Kelima wajah yang mengekspresikan ketakutan yang berbeda-beda. Ada yang sembunyi di ketiak ibunya sedari tadi. Ada juga yang berjongkok seraya menutup kedua matanya. Dan yang paling berani adalah anak paling terakhir. Dia berdiri tegak di depan kedua orang tuanya seraya bertolak pinggang.
Dianella, gadis pemberani yang berwajah manis itu tak gentar menatap segerombolan para lelaki bertubuh atletis itu dengan matanya yang setajam pisau. Berbeda dengan kedua kakaknya yang anggun, ia sangat berbeda dengan kedua saudarinya.
"Anell!" panggil Ayah John karna tak mau putrinya jadi sasaran amukan mereka.
"Keluar kalian dari sini!!!!!!" teriaknya begitu lantang setelah beberapa barang yang mereka miliki dihancur berantakan oleh mereka semua.
"Hey, orang miskin yang sombong! Bayar hutang kalian cepat!!!!" tunjuk mereka pada keluarga yang berhutang banyak pada bos mereka.
"Anell!" Ayah John langsung menarik putri bungsunya yang akan bertindak lebih lanjut. Beliau memeluk Anell agar tidak bisa kemana-mana.
"Satu minggu lagi! Kami beri waktu kalian satu minggu! Kalau tidak ...." Lelaki itu menyeringai dan menatap ketiga putri mereka dengan tatapan menakutkan.
"Iya! Iya! Saya akan melunasinya satu minggu lagi," ucap John dengan suara bergetar.
Entah berapa hutang yang dimiliki oleh orang tuanya, Anell tidak tahu. Dia baru saja lulus sekolah menengah atas, baru saja ingin mencari pekerjaan diluar sana. Mendengar musibah yang menimpa keluarganya, membuatnya memiliki tekad yang sangat kuat.
"Aku tidak mau! Tabunganku untuk melunasi hutang-hutang Ayah!" teriak Celandine, putri pertama dari John. Putri pertamanya memang sudah memiliki usaha sendiri yaitu memiliki sebuah butik. Tangannya yang terampil dan cekatan membuat mimpinya dari kecil menjadi kenyataan. Sudah banyak gaun yang ia desain sendiri dan dipakai oleh beberapa model dalam negeri.

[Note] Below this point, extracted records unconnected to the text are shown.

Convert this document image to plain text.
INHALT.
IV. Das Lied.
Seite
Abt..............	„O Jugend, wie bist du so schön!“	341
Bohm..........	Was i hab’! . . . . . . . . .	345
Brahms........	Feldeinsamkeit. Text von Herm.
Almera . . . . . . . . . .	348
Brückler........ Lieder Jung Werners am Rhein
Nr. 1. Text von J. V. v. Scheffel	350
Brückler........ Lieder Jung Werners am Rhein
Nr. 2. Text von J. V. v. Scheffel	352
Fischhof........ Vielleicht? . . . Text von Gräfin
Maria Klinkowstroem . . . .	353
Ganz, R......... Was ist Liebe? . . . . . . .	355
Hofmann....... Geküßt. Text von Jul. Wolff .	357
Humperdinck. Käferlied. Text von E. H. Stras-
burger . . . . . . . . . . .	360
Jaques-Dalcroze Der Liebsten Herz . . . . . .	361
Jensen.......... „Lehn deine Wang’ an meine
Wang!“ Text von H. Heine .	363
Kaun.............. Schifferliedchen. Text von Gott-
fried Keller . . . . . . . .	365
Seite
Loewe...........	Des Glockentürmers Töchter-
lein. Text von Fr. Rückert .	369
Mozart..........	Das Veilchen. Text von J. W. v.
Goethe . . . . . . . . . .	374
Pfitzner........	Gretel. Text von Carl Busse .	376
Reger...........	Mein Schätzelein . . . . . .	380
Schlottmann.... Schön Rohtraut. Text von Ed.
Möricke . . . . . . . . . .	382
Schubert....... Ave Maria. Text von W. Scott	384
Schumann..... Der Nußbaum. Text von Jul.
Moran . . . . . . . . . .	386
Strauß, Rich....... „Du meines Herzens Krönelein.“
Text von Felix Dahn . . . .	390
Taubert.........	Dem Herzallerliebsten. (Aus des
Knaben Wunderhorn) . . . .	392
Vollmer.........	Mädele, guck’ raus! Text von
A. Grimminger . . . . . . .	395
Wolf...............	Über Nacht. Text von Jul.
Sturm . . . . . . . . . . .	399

Celand langsung pergi dengan kekesalan yang menjadi. Kini keluarganya sedang dalam ancaman, yang ia takutkan adalah rentenir itu bisa saja mengetahui tempat butiknya dan bisa membuat onar disana.
Putri keduanya dengan langkah yang lemah, menghampiri John yang kini menunduk sedih. "Aku ada sedikit tabungan, Yah. Ayah bisa pakai dulu," ujar Diantha-gadis yang penurut. Dia salah satu putrinya yang cantik dan sangat penurut. Berbeda dengan Celandine yang suka protes dan jarang menuruti kemauannya.
Raissa-ibu dari ketiga putri itu hanya bisa terdiam, meratapi nasib yang seperti ini. Tanpa berpikir panjang untuk memutuskan meminjam pada seorang rentenir, dan akhirnya kini jadi susah. Kedai ayam goreng miliknya tak berjalan mulus. Sepi, setiap hari tak cukup balik modal. Akhirnya mereka tak ada pemasukan yang pasti.
***
Hari-hari berlalu, dan kini hanya menghitung jam saja menunggu para suruhan rentenir mendatangi rumahnya.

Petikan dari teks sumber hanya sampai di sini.